Me pongo siempre la gorra amarilla, llueva o no llueva. Y los días que llueve me cruzo a veces, tan temprano, con algún que otro conductor de autobús a su faena, y me alegra ver su impermeable azul idéntico al mío, también con su gorrilla, cuando nos regalamos una sonrisa de complicidad casi cofrade, gremial, en unos encuentros que deben también tener algo de raro augurio, guiños que no sé descifrar. Demasiadas carambolas ahora que ya ni leo ni me divierto ni cojo el metro. Veces hay que me quedo absorto contemplando los buzones de correos en las esquinas, como si fuesen un yo mío quieto, ausente, paralítico. Qué distinto aquel tiempo de Clara premamá, con aquel bombo escandaloso, como de gemelos. (Si en algún momento fueron dos, si en alguna fase del desarrollo pretendieron las divisiones celulares ofrecer dos individuos, ya Félix mucho antes de ser Félix se encargó de borrar ese dibujo. Félix con sus ojos azules intensos).

Pero son muchas las tantísimas vidas que pasan por las calles, sin un libro que amortigüe el traqueteo de estas líneas tan barrocas de la superficie. La vuelta siempre se complica —en el bolsillo no C. con sus cuentos, sino el talón de los penúltimos dibujos de Clara firmado por Leonardo—, pues si bien el 18 o el 7 me dejan, como de costumbre, casi casi donde los cogí por la mañana, ya la lanzadera del 32 terminó con su faena (sólo de horas punta) y por los pelos subo al 51 y luego en Aldeire al microbús M-14, antes de abrazar a Félix, todavía empaquetado yo a conciencia de amarillo.
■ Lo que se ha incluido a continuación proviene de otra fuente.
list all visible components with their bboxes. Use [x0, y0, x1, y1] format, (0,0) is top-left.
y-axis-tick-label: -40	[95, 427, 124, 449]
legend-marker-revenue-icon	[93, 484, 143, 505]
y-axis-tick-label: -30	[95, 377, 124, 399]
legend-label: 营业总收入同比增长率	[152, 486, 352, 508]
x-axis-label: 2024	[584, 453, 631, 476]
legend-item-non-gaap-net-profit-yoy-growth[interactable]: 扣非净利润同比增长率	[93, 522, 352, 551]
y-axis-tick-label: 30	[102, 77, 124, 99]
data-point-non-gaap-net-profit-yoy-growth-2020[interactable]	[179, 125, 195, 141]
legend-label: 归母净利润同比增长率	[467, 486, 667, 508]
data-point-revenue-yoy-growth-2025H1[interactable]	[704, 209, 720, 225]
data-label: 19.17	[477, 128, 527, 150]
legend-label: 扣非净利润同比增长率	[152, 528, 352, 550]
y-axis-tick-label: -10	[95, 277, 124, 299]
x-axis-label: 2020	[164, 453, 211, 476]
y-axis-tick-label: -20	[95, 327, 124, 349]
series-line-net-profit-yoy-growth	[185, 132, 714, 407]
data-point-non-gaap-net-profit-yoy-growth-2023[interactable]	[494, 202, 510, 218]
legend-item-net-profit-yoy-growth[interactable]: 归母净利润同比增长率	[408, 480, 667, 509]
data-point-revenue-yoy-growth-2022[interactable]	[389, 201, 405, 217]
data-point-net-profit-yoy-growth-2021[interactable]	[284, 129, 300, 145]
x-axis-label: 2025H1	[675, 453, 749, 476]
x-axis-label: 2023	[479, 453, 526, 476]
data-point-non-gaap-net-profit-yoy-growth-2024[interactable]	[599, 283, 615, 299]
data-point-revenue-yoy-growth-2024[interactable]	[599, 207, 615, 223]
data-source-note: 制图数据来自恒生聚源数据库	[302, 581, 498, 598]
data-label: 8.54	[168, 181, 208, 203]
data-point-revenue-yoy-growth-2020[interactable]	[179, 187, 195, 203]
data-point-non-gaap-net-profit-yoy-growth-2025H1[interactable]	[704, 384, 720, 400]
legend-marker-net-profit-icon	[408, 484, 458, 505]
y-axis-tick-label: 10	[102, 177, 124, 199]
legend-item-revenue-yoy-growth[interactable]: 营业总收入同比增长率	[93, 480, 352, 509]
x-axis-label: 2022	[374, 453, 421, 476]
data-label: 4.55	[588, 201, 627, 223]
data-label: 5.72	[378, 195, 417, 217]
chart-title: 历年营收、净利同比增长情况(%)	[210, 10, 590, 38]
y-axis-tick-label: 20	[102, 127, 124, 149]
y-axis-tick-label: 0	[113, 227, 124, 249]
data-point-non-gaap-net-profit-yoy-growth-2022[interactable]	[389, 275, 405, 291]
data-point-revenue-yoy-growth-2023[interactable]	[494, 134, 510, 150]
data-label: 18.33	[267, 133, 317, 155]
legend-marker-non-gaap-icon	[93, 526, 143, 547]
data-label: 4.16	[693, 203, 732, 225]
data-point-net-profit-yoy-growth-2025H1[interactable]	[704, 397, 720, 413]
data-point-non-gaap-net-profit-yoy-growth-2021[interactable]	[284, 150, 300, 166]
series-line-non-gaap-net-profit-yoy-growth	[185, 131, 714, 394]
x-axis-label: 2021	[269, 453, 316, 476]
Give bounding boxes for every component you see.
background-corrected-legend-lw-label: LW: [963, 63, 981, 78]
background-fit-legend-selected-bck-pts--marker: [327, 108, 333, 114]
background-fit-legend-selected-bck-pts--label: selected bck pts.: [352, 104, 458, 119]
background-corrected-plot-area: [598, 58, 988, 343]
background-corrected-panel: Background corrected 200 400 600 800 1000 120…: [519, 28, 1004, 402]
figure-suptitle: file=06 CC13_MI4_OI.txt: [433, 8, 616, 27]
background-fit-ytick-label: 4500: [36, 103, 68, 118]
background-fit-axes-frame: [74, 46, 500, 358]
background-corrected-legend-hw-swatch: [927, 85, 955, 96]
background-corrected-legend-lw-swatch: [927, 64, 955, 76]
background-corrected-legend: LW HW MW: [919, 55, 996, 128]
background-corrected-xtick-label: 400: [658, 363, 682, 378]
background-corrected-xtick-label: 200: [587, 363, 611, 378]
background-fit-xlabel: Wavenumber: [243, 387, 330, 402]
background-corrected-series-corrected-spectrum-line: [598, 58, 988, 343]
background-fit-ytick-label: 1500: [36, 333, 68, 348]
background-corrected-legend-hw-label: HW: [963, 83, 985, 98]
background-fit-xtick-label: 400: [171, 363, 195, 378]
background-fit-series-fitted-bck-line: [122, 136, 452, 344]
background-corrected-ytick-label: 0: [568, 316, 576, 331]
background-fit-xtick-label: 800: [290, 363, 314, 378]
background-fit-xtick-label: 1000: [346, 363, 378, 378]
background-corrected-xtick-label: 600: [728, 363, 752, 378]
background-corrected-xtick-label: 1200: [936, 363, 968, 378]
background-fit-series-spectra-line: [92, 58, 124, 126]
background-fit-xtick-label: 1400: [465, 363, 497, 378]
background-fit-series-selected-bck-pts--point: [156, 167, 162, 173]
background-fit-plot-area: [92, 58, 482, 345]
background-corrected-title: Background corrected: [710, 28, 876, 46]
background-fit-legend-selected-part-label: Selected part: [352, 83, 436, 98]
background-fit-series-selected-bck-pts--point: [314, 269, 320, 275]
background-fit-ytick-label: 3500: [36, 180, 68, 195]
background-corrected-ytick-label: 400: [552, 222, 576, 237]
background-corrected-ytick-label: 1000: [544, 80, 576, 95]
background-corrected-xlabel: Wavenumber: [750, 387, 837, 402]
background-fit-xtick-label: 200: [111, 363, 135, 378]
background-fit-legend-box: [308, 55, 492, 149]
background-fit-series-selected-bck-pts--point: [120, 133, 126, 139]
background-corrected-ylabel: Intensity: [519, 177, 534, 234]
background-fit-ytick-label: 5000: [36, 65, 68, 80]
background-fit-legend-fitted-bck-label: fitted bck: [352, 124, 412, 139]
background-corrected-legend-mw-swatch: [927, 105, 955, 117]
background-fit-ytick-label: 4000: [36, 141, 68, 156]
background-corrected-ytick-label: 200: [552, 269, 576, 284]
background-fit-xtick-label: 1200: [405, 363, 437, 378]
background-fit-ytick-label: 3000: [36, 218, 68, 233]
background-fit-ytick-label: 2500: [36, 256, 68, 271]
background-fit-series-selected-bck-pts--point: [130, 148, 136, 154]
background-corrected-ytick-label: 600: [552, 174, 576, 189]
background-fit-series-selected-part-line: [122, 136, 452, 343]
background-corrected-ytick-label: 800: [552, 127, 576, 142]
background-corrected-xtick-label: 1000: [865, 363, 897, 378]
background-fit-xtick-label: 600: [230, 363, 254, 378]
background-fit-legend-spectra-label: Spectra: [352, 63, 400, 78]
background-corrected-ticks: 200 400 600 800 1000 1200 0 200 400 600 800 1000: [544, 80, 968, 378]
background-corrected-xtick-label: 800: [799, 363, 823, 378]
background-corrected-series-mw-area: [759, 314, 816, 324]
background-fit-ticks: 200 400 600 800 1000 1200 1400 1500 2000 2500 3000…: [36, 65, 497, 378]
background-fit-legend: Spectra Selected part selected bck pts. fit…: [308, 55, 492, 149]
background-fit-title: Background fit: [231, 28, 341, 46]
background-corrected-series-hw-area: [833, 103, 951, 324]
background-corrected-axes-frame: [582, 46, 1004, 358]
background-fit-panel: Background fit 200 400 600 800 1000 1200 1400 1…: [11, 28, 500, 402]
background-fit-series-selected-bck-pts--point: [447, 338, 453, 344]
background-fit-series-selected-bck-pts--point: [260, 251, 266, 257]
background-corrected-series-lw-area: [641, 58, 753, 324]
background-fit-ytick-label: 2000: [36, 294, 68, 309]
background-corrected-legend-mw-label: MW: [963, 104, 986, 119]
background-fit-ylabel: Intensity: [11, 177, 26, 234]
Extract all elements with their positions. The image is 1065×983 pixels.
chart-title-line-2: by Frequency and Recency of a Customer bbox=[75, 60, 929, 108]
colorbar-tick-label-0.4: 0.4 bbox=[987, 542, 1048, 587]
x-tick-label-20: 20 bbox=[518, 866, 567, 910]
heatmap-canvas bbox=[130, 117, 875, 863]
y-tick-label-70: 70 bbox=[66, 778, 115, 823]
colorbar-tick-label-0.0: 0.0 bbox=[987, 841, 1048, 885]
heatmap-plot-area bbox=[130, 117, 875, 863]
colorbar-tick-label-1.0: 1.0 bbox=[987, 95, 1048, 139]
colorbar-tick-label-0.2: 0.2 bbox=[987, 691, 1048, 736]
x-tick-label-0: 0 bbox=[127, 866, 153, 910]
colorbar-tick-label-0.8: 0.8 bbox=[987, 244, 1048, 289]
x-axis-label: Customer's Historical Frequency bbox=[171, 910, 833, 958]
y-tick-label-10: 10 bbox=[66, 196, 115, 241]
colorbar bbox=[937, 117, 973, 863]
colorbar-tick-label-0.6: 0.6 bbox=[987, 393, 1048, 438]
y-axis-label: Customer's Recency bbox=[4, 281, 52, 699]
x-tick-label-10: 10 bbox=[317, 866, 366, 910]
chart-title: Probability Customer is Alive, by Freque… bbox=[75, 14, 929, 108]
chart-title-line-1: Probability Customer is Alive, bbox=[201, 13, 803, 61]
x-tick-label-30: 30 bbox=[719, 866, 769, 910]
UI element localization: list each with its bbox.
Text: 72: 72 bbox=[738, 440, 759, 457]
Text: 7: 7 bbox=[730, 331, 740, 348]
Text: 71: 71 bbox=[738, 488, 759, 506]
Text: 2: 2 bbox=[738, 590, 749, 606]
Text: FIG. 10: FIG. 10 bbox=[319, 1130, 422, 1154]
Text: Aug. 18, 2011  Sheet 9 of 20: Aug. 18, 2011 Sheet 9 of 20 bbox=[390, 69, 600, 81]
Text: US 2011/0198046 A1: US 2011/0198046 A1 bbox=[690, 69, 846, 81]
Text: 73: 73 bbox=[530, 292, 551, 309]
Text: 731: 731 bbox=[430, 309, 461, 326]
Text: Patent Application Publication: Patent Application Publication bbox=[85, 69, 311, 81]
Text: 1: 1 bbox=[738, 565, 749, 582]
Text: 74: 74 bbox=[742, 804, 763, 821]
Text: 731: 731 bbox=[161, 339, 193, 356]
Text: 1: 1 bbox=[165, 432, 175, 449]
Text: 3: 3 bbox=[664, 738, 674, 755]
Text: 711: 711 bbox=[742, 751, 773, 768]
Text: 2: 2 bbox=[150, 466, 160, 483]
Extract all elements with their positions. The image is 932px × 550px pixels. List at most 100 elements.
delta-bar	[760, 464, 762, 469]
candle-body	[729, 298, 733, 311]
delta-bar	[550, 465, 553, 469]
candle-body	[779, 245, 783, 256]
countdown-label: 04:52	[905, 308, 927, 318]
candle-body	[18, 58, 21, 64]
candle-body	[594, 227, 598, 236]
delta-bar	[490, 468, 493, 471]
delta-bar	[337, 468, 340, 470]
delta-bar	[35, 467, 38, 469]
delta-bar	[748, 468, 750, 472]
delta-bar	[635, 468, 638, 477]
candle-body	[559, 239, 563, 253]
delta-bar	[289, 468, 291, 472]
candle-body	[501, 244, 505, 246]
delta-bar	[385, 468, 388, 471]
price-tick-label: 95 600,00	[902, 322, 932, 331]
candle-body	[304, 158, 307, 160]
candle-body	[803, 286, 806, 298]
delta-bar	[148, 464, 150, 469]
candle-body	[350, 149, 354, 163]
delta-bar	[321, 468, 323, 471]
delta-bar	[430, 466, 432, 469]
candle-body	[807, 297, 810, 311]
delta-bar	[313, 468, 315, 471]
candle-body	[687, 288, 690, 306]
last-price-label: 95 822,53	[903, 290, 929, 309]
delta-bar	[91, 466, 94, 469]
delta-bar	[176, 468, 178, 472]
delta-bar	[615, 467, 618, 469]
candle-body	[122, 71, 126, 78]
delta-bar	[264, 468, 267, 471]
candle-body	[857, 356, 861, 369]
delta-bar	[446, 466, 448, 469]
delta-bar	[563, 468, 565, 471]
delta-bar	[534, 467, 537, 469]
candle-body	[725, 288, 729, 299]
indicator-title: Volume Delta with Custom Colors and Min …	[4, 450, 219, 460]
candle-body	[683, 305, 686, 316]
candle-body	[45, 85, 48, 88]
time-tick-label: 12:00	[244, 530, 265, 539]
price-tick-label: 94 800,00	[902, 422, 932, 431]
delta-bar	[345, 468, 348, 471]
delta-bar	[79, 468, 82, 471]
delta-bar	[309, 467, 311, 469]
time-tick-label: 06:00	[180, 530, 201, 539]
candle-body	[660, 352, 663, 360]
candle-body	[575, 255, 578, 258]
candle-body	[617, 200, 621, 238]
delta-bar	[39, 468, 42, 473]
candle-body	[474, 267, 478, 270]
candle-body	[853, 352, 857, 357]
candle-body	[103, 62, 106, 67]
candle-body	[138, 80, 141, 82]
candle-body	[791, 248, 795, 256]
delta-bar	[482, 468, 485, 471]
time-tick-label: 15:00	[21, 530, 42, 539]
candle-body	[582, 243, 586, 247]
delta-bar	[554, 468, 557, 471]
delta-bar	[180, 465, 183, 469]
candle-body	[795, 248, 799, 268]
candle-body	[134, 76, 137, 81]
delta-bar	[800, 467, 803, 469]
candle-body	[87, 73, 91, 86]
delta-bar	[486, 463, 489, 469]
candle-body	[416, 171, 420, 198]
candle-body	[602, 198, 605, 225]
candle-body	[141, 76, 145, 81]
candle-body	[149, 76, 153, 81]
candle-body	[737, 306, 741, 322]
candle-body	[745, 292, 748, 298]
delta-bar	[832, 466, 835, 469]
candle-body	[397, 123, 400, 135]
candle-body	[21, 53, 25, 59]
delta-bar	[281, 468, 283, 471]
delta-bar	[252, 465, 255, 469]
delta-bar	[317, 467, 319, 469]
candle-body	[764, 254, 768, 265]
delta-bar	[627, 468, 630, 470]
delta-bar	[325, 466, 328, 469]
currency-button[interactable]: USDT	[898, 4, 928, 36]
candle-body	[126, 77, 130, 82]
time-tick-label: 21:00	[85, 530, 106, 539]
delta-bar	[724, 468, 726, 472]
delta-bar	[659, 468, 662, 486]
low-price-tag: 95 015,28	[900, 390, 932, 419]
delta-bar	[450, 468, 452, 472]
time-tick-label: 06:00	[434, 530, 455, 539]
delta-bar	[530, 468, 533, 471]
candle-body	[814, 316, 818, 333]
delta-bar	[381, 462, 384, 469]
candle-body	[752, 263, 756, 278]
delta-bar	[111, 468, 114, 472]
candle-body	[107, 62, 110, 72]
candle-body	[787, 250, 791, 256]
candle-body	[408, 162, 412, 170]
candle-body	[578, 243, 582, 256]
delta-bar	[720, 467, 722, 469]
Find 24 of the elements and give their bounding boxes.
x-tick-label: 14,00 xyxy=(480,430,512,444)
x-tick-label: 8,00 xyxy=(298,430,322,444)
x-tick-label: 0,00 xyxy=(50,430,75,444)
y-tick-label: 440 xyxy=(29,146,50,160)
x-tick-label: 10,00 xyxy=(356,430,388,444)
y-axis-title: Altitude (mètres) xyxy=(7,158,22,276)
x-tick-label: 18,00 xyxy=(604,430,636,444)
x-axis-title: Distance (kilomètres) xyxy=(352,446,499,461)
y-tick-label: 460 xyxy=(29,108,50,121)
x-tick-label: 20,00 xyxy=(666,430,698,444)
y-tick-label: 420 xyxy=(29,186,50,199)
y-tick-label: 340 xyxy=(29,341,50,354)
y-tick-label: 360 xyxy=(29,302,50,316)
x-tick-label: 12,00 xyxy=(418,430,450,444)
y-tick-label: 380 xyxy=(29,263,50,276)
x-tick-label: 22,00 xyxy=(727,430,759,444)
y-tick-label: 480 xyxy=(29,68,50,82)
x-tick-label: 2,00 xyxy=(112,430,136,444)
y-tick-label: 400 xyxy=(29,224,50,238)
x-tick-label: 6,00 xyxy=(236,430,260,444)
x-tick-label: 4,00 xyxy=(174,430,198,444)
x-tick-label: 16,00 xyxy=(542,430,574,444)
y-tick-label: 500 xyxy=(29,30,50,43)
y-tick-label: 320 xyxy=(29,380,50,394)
Sé que puedo lastimarlo con este olor a caucho, asustarlo con la desfachatez de gurumelo de la boina (payaso, dice Clara muy bajito), pero de qué manera asombrosa juegan aquí su papel ciertas leyes del color y de la óptica, cómo la mirada de Félix, de tan azul, refleja el amarillo de mi prenda y me da a mí, que quiero ser su padre, la mezcla de unos ojos tan verdes como los míos, tan verdes como los míos, tan verdes como los míos.

De madrugada, a veces, me levanto, porque tendido junto a Clara, viendo su rostro en la penumbra, no puedo pensar en nada, apenas en los autobuses igual de quietos y callados en sus cocheras.

También me levanto hoy.

La urbanización es silenciosa, aunque menos que mi insomnio.

A ellos no los molesto. Desnudo, prendo un cigarrillo, contemplo desde la terraza las puertas de la urbanización, un poco más a la izquierda —vista desde aquí— la rampa para minusválidos, y sin querer comienzo a echar otra vez las cuentas: 84 milímetros cada uno, una cajetilla diaria treinta años, puestos en fila, qué locura o irresponsabilidad atraviesa la nicotina de este vicio; operaciones de ese tenor hasta la última calada, cuando regreso adentro y la brasa del cigarro ilumina muy brevemente la habitación y puedo ver juntos, hermanados en la misma percha, la boina, el impermeable y las pequeñas prótesis de Félix, descansando de nosotros por unas cuantas horas.

Enciendo entonces hoy la luz, tomo el libro de cuentos de C. de los estantes, y vuelvo sin darme cuenta a leer, ya no en el autobús.